Along the West African coast and in the immediate hinterland from the Gambia River to Sierra Leone in the eighteenth and the first half of the nineteenth century, a region of extensive long-distance trade, the buildings people lived in, as well as the physical layout of their communities, served as important elements in the articulation of their cultural identity. At the same time, architecture reflected contact between the various populations of the region. These groups included a small number of Portuguese and a somewhat larger population of several thousand Luso-Africans, whose commercial role as traders, declining by the late eighteenth century, was limited essentially to the navigable lower reaches of coastal rivers and waterways.
These Luso-Africans, faced by Europeans who contested their efforts to define themselves as a group, were gradually marginalized and ultimately subsumed into the neighboring coastal populations, leaving only traces of their distinctive culture.

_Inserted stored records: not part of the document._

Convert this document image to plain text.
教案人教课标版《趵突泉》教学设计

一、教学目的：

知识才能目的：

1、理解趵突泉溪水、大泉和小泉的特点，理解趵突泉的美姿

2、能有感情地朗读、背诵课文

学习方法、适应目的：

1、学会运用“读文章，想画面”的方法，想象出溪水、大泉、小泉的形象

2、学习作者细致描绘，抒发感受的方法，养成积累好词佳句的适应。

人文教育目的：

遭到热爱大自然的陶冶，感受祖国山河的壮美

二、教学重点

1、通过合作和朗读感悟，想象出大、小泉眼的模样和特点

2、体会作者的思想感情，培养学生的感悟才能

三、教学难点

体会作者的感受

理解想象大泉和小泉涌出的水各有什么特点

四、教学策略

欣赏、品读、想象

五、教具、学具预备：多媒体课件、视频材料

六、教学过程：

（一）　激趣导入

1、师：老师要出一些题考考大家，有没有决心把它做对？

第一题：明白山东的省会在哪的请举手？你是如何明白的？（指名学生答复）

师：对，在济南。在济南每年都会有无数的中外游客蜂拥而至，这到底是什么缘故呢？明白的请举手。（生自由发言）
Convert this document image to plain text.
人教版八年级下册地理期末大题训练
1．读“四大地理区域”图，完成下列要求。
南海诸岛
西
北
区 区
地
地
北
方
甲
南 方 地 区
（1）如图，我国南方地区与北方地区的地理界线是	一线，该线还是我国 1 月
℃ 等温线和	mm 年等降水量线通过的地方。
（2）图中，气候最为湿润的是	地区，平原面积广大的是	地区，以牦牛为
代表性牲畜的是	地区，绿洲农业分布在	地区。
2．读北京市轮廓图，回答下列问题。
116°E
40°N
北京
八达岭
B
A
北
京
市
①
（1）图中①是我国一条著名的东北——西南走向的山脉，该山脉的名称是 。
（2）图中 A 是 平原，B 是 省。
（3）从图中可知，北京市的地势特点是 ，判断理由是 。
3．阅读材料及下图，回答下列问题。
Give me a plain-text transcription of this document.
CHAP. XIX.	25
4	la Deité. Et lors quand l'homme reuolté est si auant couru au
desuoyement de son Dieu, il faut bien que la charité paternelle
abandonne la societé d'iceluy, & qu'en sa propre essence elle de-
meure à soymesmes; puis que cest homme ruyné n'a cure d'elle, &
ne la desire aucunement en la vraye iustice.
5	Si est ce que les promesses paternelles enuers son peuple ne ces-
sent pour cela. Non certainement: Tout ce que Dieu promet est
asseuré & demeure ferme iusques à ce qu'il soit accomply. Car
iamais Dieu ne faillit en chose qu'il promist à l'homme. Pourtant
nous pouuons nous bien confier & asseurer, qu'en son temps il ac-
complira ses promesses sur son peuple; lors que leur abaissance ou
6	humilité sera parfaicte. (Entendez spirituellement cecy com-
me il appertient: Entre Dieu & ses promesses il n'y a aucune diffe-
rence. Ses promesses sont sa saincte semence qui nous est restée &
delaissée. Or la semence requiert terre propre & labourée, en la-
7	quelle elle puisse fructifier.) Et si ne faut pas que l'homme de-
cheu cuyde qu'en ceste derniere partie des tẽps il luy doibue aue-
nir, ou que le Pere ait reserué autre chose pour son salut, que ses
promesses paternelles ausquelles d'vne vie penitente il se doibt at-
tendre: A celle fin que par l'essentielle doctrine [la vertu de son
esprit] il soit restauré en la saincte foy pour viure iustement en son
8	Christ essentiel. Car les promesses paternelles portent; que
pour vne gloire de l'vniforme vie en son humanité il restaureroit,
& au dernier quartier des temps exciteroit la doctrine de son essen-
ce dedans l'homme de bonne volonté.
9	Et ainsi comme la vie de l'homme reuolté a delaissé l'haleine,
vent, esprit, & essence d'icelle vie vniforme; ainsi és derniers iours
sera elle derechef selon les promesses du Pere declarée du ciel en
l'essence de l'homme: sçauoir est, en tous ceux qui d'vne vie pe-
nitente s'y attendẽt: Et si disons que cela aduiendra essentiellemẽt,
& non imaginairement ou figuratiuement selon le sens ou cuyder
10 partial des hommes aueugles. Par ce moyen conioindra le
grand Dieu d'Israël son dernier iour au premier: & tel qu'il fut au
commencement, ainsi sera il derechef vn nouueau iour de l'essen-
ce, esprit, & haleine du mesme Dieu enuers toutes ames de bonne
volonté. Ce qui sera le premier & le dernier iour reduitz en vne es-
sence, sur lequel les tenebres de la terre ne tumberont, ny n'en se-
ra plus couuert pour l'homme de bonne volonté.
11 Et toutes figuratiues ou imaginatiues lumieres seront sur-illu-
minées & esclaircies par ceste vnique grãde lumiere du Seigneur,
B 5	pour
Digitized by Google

Among the elements that comprised the Luso-African cultural legacy were houses built in “Portuguese” style: rectangular structures with whitewashed exteriors and a vestibule or a porch. From the sixteenth to the eighteenth centuries, these houses helped to define the Luso-African community.
The local African populations of West Atlantic-speakers (Floups, Bagnuns, Bijogos, and Papels) and, further down the coast, Susus, Temnes and Bulloms, were for the most part organized into small-scale, decentralized societies. Mande-speaking peoples inhabited the small states of the lower Gambia and the more important state of Kaabu in Guinea-Bissau; they, together with ‘juula’ merchants, comprised the western outriders of the Mande diaspora. Further east, in the newly-established Islamic state of Fuuta Jaloo (Futa Jalon), lived the Fulbe.